If the state owns it, then they decide what to do with it. Build a road through the house? No problem! If its a property owned by the individual who lives on it, then no way a road can just be built there.
The person arguing that land is owned by the state then must accept that the state then has ll the right to do what ever they want with the land. Its theirs after all.
With your statement, you assume that the state is the owner of everything. That mean that the car in the house is not yours, its the states car that they give to you as a privilege.
I for one object heavily on the idea that the state is the owner of everything. Physical objects I got in my own house is mine. Not the state. However, state privileges, be that the right to carry weapons in public places, sell drugs, manufacture weapons, or export dangerous products to any country that I like is not rights. They are privileges give out by the state.
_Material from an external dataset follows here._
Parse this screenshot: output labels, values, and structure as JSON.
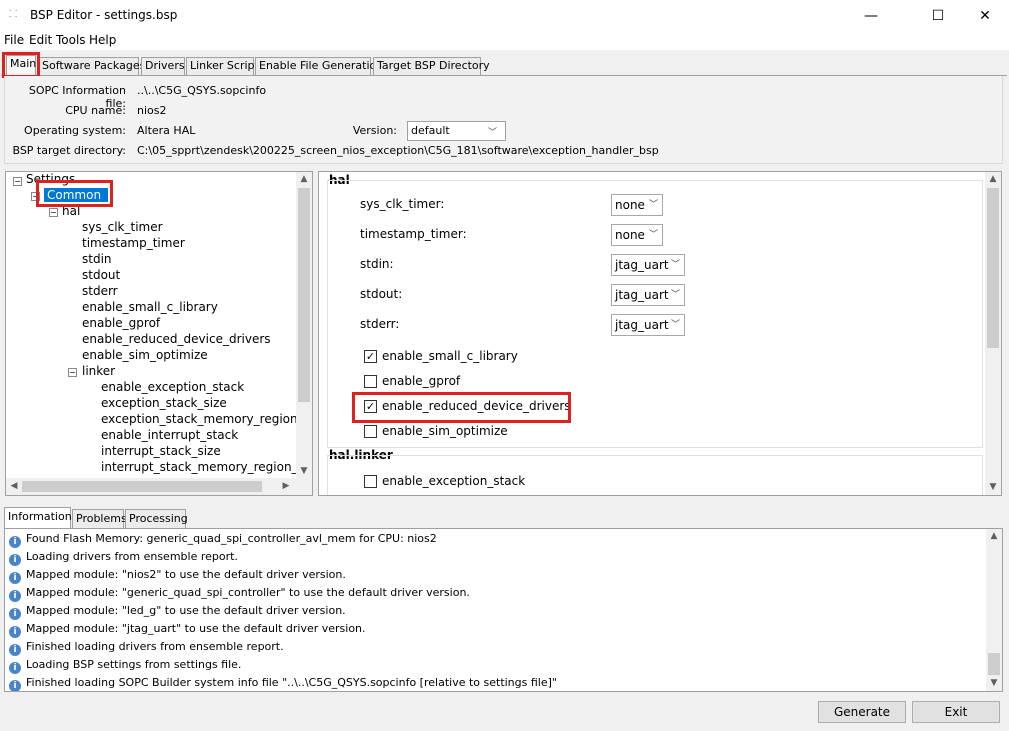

My car is not a privilege, but a property I own and has rights to. Privilege given by the state is not property. please stop mixing the two concepts up and try to make them look like one and the same. The state do not own my stuff.
Why is it insane that you can argue that? If it were cut-and-dried that they were killing many people and providing no benefit, something would likely have been done about it by now. As it is, they exist in a grey area with plenty of room for argument, but I don't think that makes it an insane situation on its own.